The 1990s also produced some much-needed context for Pluto, and led to a huge shift in our understanding of the solar system. In 1992, David Jewitt and Jane Luu discovered 1992 QB1. Although the tiny body is barely 60 miles (100 km) in diameter, its orbit places it beyond Pluto. Soon, astronomers discovered more of these so-called trans-Neptunian objects, many significantly larger. Eventually, scientists realized these objects formed an entire belt and named it after Kuiper. Pluto was simply the biggest and brightest of these objects.
Then Eris showed up. Discovered in 2005, it has slightly more mass than Pluto and a diameter just a few dozen miles smaller. A crisis in confidence erupted among astronomers: If something about as big as Pluto is out there, who’s to say there might not be dozens more?
Astronomers mulled redefining the parameters of a planet. The International Astronomical Union (IAU) proposed a draft that would have made Eris, Ceres, and even Charon planets, but it got scrapped. Then, at its 2006 meeting, the IAU voted to define a planet as something that orbits the Sun, has enough mass for self-gravity to give it a nearly spherical shape, and clears the neighborhood around its orbit. If it meets just the first two conditions, it’s a dwarf planet.
Pluto did not make the cut.

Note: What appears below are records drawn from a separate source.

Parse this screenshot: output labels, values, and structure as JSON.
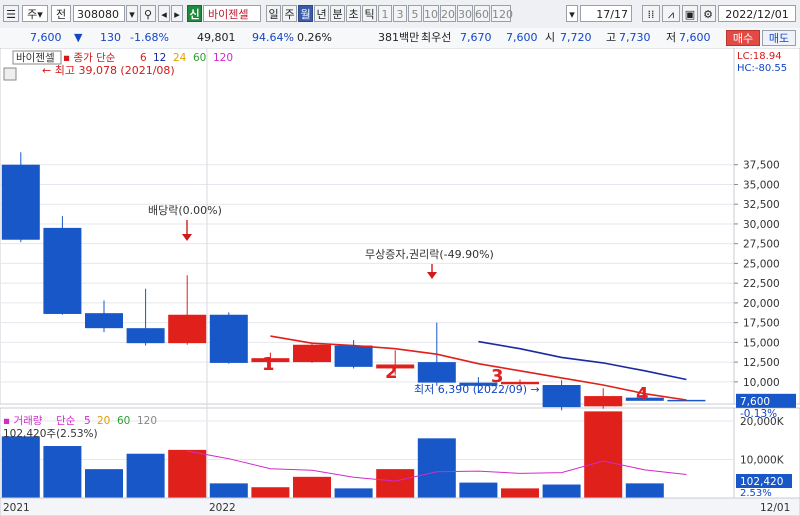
{
  "toolbar": {
    "market_label": "주",
    "type_label": "전",
    "code": "308080",
    "logo": "신",
    "name": "바이젠셀",
    "periods": [
      "일",
      "주",
      "월",
      "년",
      "분",
      "초",
      "틱"
    ],
    "active_period": "월",
    "counts": [
      "1",
      "3",
      "5",
      "10",
      "20",
      "30",
      "60",
      "120"
    ],
    "page_indicator": "17/17",
    "date": "2022/12/01"
  },
  "quote": {
    "price": "7,600",
    "direction": "▼",
    "change": "130",
    "change_pct": "-1.68%",
    "volume": "49,801",
    "ratio_pct": "94.64%",
    "turnover_pct": "0.26%",
    "amount": "381백만",
    "best_ask_label": "최우선",
    "best_ask": "7,670",
    "best_bid": "7,600",
    "open_label": "시",
    "open": "7,720",
    "high_label": "고",
    "high": "7,730",
    "low_label": "저",
    "low": "7,600",
    "buy_label": "매수",
    "sell_label": "매도"
  },
  "legend": {
    "name_tag": "바이젠셀",
    "ma_prefix": "종가 단순",
    "ma_periods": [
      "6",
      "12",
      "24",
      "60",
      "120"
    ],
    "volume_name": "거래량",
    "volume_ma_prefix": "단순",
    "volume_ma_periods": [
      "5",
      "20",
      "60",
      "120"
    ]
  },
  "indicators": {
    "lc": "LC:18.94",
    "hc": "HC:-80.55"
  },
  "colors": {
    "up": "#e0201b",
    "down": "#1757c8",
    "ma6": "#e0201b",
    "ma12": "#1a2aa0",
    "vol_ma": "#d12bc9",
    "grid": "#e4e7ee"
  },
  "chart_data": [
    {
      "type": "candlestick",
      "title": "",
      "xlabel": "",
      "ylabel": "",
      "x_tick_labels": [
        "2021",
        "2022"
      ],
      "y_tick_labels": [
        "37,500",
        "35,000",
        "32,500",
        "30,000",
        "27,500",
        "25,000",
        "22,500",
        "20,000",
        "17,500",
        "15,000",
        "12,500",
        "10,000"
      ],
      "ylim": [
        5000,
        40000
      ],
      "grid": true,
      "candles": [
        {
          "open": 37500,
          "high": 39078,
          "low": 27700,
          "close": 28000
        },
        {
          "open": 29500,
          "high": 31000,
          "low": 18500,
          "close": 18600
        },
        {
          "open": 18700,
          "high": 20300,
          "low": 16300,
          "close": 16800
        },
        {
          "open": 16800,
          "high": 21800,
          "low": 14600,
          "close": 14900
        },
        {
          "open": 14900,
          "high": 23500,
          "low": 14700,
          "close": 18500
        },
        {
          "open": 18500,
          "high": 18800,
          "low": 12300,
          "close": 12400
        },
        {
          "open": 12500,
          "high": 13700,
          "low": 11500,
          "close": 13000
        },
        {
          "open": 12500,
          "high": 14800,
          "low": 12400,
          "close": 14700
        },
        {
          "open": 14600,
          "high": 15300,
          "low": 11700,
          "close": 11900
        },
        {
          "open": 11700,
          "high": 14000,
          "low": 10900,
          "close": 12200
        },
        {
          "open": 12500,
          "high": 17500,
          "low": 9500,
          "close": 9900
        },
        {
          "open": 9900,
          "high": 10600,
          "low": 8600,
          "close": 9500
        },
        {
          "open": 9700,
          "high": 10300,
          "low": 9500,
          "close": 10000
        },
        {
          "open": 9600,
          "high": 10200,
          "low": 6390,
          "close": 6800
        },
        {
          "open": 6900,
          "high": 9200,
          "low": 6600,
          "close": 8200
        },
        {
          "open": 8000,
          "high": 8400,
          "low": 7600,
          "close": 7600
        },
        {
          "open": 7720,
          "high": 7730,
          "low": 7600,
          "close": 7600
        }
      ],
      "series": [
        {
          "name": "6",
          "values": [
            null,
            null,
            null,
            null,
            null,
            null,
            15800,
            14900,
            14600,
            14200,
            13500,
            12300,
            11400,
            10500,
            9600,
            8500,
            7700
          ]
        },
        {
          "name": "12",
          "values": [
            null,
            null,
            null,
            null,
            null,
            null,
            null,
            null,
            null,
            null,
            null,
            15100,
            14200,
            13100,
            12400,
            11400,
            10300
          ]
        }
      ],
      "annotations": {
        "high": "최고 39,078 (2021/08)",
        "low": "최저 6,390 (2022/09)",
        "dividend": "배당락(0.00%)",
        "rights": "무상증자,권리락(-49.90%)",
        "numbers": [
          "1",
          "2",
          "3",
          "4"
        ],
        "last_price": "7,600",
        "last_pct": "-0.13%"
      }
    },
    {
      "type": "bar",
      "title": "",
      "name": "거래량",
      "last_label": "102,420주(2.53%)",
      "y_tick_labels": [
        "20,000K",
        "10,000K"
      ],
      "ylim": [
        0,
        26000000
      ],
      "values": [
        16000000,
        13500000,
        7500000,
        11500000,
        12500000,
        3800000,
        2800000,
        5500000,
        2500000,
        7500000,
        15500000,
        4000000,
        2500000,
        3500000,
        22500000,
        3800000,
        102420
      ],
      "series": [
        {
          "name": "5",
          "values": [
            null,
            null,
            null,
            null,
            12200000,
            10200000,
            7600000,
            7200000,
            5400000,
            4400000,
            6800000,
            7000000,
            6400000,
            6600000,
            9600000,
            7300000,
            6100000
          ]
        }
      ],
      "x_tick_labels": [
        "2021",
        "2022",
        "12/01"
      ],
      "last_value_label": "102,420",
      "last_pct": "2.53%"
    }
  ]
}
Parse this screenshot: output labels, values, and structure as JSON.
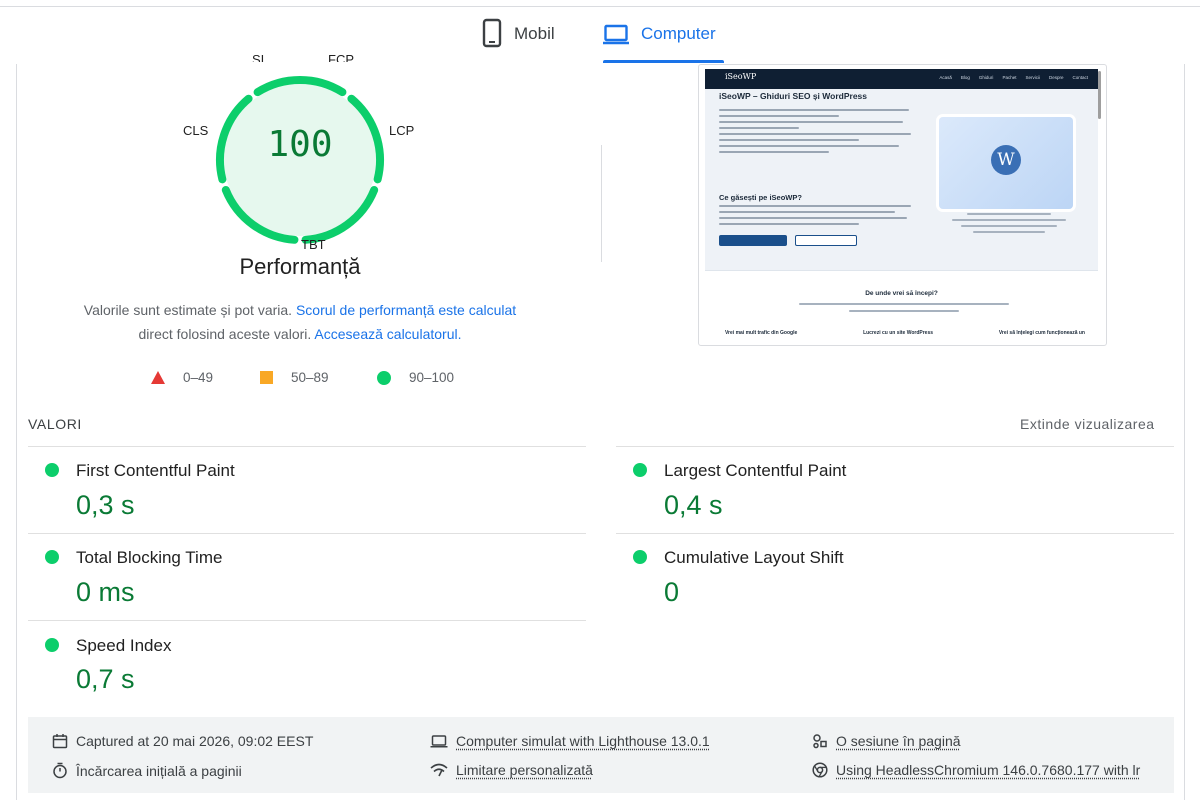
{
  "tabs": [
    {
      "label": "Mobil",
      "icon": "phone-icon",
      "selected": false
    },
    {
      "label": "Computer",
      "icon": "laptop-icon",
      "selected": true
    }
  ],
  "gauge": {
    "score": "100",
    "score_value": 100,
    "labels": {
      "si": "SI",
      "fcp": "FCP",
      "lcp": "LCP",
      "tbt": "TBT",
      "cls": "CLS"
    },
    "title": "Performanță",
    "color": "#0cce6b"
  },
  "description": {
    "text1": "Valorile sunt estimate și pot varia.",
    "link1": "Scorul de performanță este calculat",
    "text2": "direct folosind aceste valori.",
    "link2": "Accesează calculatorul."
  },
  "legend": [
    {
      "range": "0–49",
      "shape": "triangle",
      "color": "#e53935"
    },
    {
      "range": "50–89",
      "shape": "square",
      "color": "#f9a825"
    },
    {
      "range": "90–100",
      "shape": "circle",
      "color": "#0cce6b"
    }
  ],
  "screenshot": {
    "logo": "iSeoWP",
    "menu": [
      "Acasă",
      "Blog",
      "Ghiduri",
      "Pachet",
      "Servicii",
      "Despre",
      "Contact"
    ],
    "heading": "iSeoWP – Ghiduri SEO și WordPress",
    "subheading": "Ce găsești pe iSeoWP?",
    "section_title": "De unde vrei să începi?",
    "columns": [
      "Vrei mai mult trafic din Google",
      "Lucrezi cu un site WordPress",
      "Vrei să înțelegi cum funcționează un"
    ]
  },
  "metrics": {
    "title": "VALORI",
    "expand_label": "Extinde vizualizarea",
    "items": [
      {
        "name": "First Contentful Paint",
        "value": "0,3 s",
        "status": "pass"
      },
      {
        "name": "Largest Contentful Paint",
        "value": "0,4 s",
        "status": "pass"
      },
      {
        "name": "Total Blocking Time",
        "value": "0 ms",
        "status": "pass"
      },
      {
        "name": "Cumulative Layout Shift",
        "value": "0",
        "status": "pass"
      },
      {
        "name": "Speed Index",
        "value": "0,7 s",
        "status": "pass"
      }
    ]
  },
  "footer": {
    "captured": "Captured at 20 mai 2026, 09:02 EEST",
    "device": "Computer simulat with Lighthouse 13.0.1",
    "session": "O sesiune în pagină",
    "load": "Încărcarea inițială a paginii",
    "throttle": "Limitare personalizată",
    "browser": "Using HeadlessChromium 146.0.7680.177 with lr"
  }
}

It’s worth noting — while remaining agnostic on the planet vs. not-a-planet debate — that astronomers considered the first few asteroids found in the early 19th century to be planets until they understood the sheer number of objects in the asteroid belt.
In 2006, Alan Stern saw his decades-long dream come true: An Atlas V rocket lifted off from Cape Canaveral and sent the first probe toward Pluto. The craft, chock full of science instruments and carrying the ashes of Clyde Tombaugh, took nine years to reach its destination.
By 2012, Hubble added four new members to Pluto’s family, discovering the moons Nix, Hydra, Kerberos, and Styx. All are much smaller than Charon but similar in composition, hinting that they formed at the same time in one collision event.
New Horizons flew past Pluto in 2015 and finally nailed down the world’s size. It is 1,477 miles (2,377 km) in diameter — small, but not as small as Eris — making Pluto the current king of the Kuiper Belt. The spacecraft also showed that Pluto seems to be geologically active, with a giant, heart-shaped nitrogen glacier the size of Texas that constantly renews itself. The probe also revealed that a little of Pluto’s atmosphere condenses at Charon’s north pole, where solar radiation turns it a dark red.
Of all the large objects in our solar system, we’ve perhaps learned the most about Pluto since 1973. It went from a point of light at the limits of earthbound telescopes to a fully fleshed-out world. If New Horizons showed us anything about Pluto, it’s that going back could be the key to understanding how our solar system came together. And for that, it doesn’t matter whether Pluto’s a planet or not.